Plus, the epilator is not a precision instrument. You have to continually go over the same spot again and again and again. It'll catch a hair and yank it, but it won't get pulled out, and so you yank continuously on the same hairs until one finally pulls free. And you continue, and you continue. I almost lost my mind.

I held out because at least it was working.

But then two days later, my underarms were riddled with ingrown hairs that created these huge, nasty bumps. Well at that point, I would have preferred the hair. I still couldn't wear sleeveless shirts!

I bashed the heck out of that thing before throwing it away.

For a while, I went back to my razor, because at least shaving got most of the hair. I slowly gave into the realization that I may just never have hairless skin. I had considered laser hair removal and electrolysis, but they were above my budget. I simply couldn't afford them and the potential health risks associated were hard to swallow - especially after all my bad luck with hair removal products.

But then one day, I saw an ad for an electric shaver that came with a money back guarantee. I knew better than to get excited, but in the spirit of trying everything, I ordered one.

When I opened the package, I was incredulous. It was just this little cylindrical shaver with a mesh covering on top of three blades. Yeah right, I thought. But then I tried it on my legs, and I saw my hair disappear. No pain, no mess, I could even shave dry. And the shaver cut each hair so close to my skin that I could barely detect the hair anymore. For my thick, excessive hair this is a BIG DEAL.

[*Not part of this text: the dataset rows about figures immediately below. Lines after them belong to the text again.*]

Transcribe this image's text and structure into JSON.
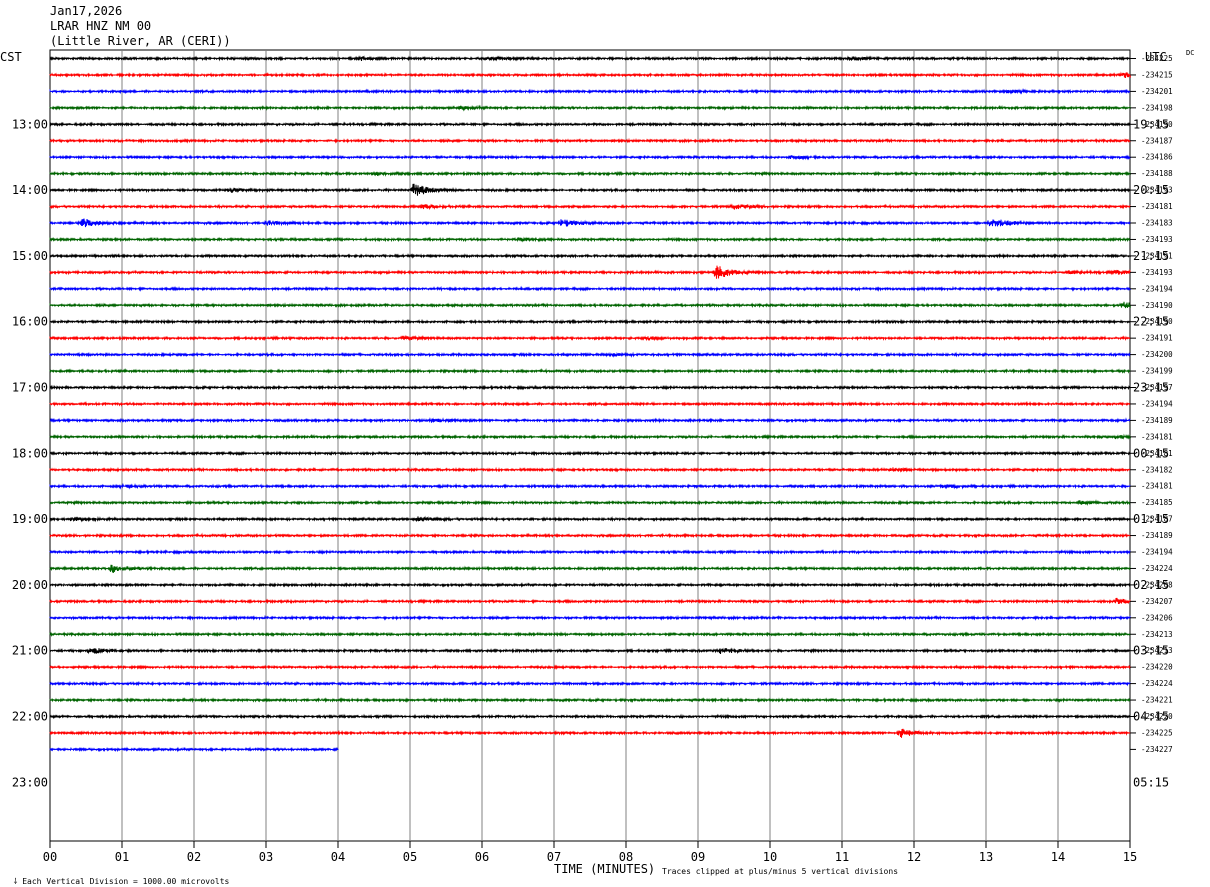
{
  "header": {
    "date": "Jan17,2026",
    "station": "LRAR HNZ NM 00",
    "location": "(Little River, AR (CERI))"
  },
  "left_timezone": "CST",
  "right_timezone": "UTC",
  "dc_label": "DC",
  "footer": {
    "scale_note": "Each Vertical Division = 1000.00 microvolts",
    "clip_note": "Traces clipped at plus/minus 5 vertical divisions"
  },
  "colors": {
    "trace_cycle": [
      "#000000",
      "#ff0000",
      "#0000ff",
      "#006400"
    ],
    "grid": "#808080",
    "frame": "#000000"
  },
  "chart_data": {
    "type": "line",
    "title": "",
    "xlabel": "TIME (MINUTES)",
    "ylabel": "",
    "xlim": [
      0,
      15
    ],
    "x_tick_labels": [
      "00",
      "01",
      "02",
      "03",
      "04",
      "05",
      "06",
      "07",
      "08",
      "09",
      "10",
      "11",
      "12",
      "13",
      "14",
      "15"
    ],
    "grid": true,
    "trace_minutes": 15,
    "last_trace_end_minute": 4,
    "left_hour_labels": [
      "13:00",
      "14:00",
      "15:00",
      "16:00",
      "17:00",
      "18:00",
      "19:00",
      "20:00",
      "21:00",
      "22:00",
      "23:00"
    ],
    "right_hour_labels": [
      "19:15",
      "20:15",
      "21:15",
      "22:15",
      "23:15",
      "00:15",
      "01:15",
      "02:15",
      "03:15",
      "04:15",
      "05:15"
    ],
    "dc_offsets": [
      "-234225",
      "-234215",
      "-234201",
      "-234198",
      "-234190",
      "-234187",
      "-234186",
      "-234188",
      "-234193",
      "-234181",
      "-234183",
      "-234193",
      "-234191",
      "-234193",
      "-234194",
      "-234190",
      "-234190",
      "-234191",
      "-234200",
      "-234199",
      "-234197",
      "-234194",
      "-234189",
      "-234181",
      "-234181",
      "-234182",
      "-234181",
      "-234185",
      "-234187",
      "-234189",
      "-234194",
      "-234224",
      "-234208",
      "-234207",
      "-234206",
      "-234213",
      "-234213",
      "-234220",
      "-234224",
      "-234221",
      "-234220",
      "-234225",
      "-234227"
    ],
    "events": [
      {
        "trace": 0,
        "minute": 4.3,
        "amplitude": 1.5
      },
      {
        "trace": 0,
        "minute": 6.1,
        "amplitude": 1.5
      },
      {
        "trace": 0,
        "minute": 11.1,
        "amplitude": 1.4
      },
      {
        "trace": 1,
        "minute": 14.9,
        "amplitude": 2.8
      },
      {
        "trace": 2,
        "minute": 13.3,
        "amplitude": 1.5
      },
      {
        "trace": 3,
        "minute": 5.7,
        "amplitude": 1.5
      },
      {
        "trace": 6,
        "minute": 10.3,
        "amplitude": 1.5
      },
      {
        "trace": 7,
        "minute": 4.5,
        "amplitude": 1.4
      },
      {
        "trace": 8,
        "minute": 2.5,
        "amplitude": 2.0
      },
      {
        "trace": 8,
        "minute": 5.05,
        "amplitude": 6.5
      },
      {
        "trace": 9,
        "minute": 5.15,
        "amplitude": 2.2
      },
      {
        "trace": 9,
        "minute": 9.5,
        "amplitude": 2.2
      },
      {
        "trace": 10,
        "minute": 0.45,
        "amplitude": 4.5
      },
      {
        "trace": 10,
        "minute": 3.0,
        "amplitude": 2.0
      },
      {
        "trace": 10,
        "minute": 7.1,
        "amplitude": 4.0
      },
      {
        "trace": 10,
        "minute": 13.05,
        "amplitude": 6.5
      },
      {
        "trace": 11,
        "minute": 6.5,
        "amplitude": 1.5
      },
      {
        "trace": 13,
        "minute": 9.25,
        "amplitude": 7.0
      },
      {
        "trace": 13,
        "minute": 14.1,
        "amplitude": 1.8
      },
      {
        "trace": 13,
        "minute": 14.8,
        "amplitude": 1.8
      },
      {
        "trace": 15,
        "minute": 14.9,
        "amplitude": 3.5
      },
      {
        "trace": 17,
        "minute": 4.9,
        "amplitude": 1.5
      },
      {
        "trace": 17,
        "minute": 8.3,
        "amplitude": 1.4
      },
      {
        "trace": 18,
        "minute": 7.8,
        "amplitude": 1.2
      },
      {
        "trace": 22,
        "minute": 5.3,
        "amplitude": 1.6
      },
      {
        "trace": 23,
        "minute": 14.8,
        "amplitude": 1.5
      },
      {
        "trace": 25,
        "minute": 11.7,
        "amplitude": 1.5
      },
      {
        "trace": 26,
        "minute": 12.4,
        "amplitude": 1.8
      },
      {
        "trace": 26,
        "minute": 1.0,
        "amplitude": 1.4
      },
      {
        "trace": 27,
        "minute": 14.3,
        "amplitude": 1.6
      },
      {
        "trace": 28,
        "minute": 0.3,
        "amplitude": 2.0
      },
      {
        "trace": 28,
        "minute": 5.1,
        "amplitude": 2.2
      },
      {
        "trace": 31,
        "minute": 0.85,
        "amplitude": 4.5
      },
      {
        "trace": 33,
        "minute": 14.8,
        "amplitude": 2.8
      },
      {
        "trace": 36,
        "minute": 0.55,
        "amplitude": 3.0
      },
      {
        "trace": 36,
        "minute": 9.3,
        "amplitude": 3.2
      },
      {
        "trace": 41,
        "minute": 11.8,
        "amplitude": 4.5
      }
    ]
  }
}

So I tried it on my underarms, and again, it shaved far closer than a razor, and without any pain! I waited a few days as a real test, to see if I'd get any nasty bumps or ingrown hairs. My skin stayed spotless.

I couldn't believe it.

To celebrate, I bought two pairs of shorts, a new bathing suit, and several tank tops and tube tops. Summer was on its way, and for the first time in my life, I went outside with minimal clothing and I felt beautiful. I may not have been as hairless as many women out there without my problem, but my body shaver gave me the best experience removing body hair I could have hoped for, and for less money than anything else I tried.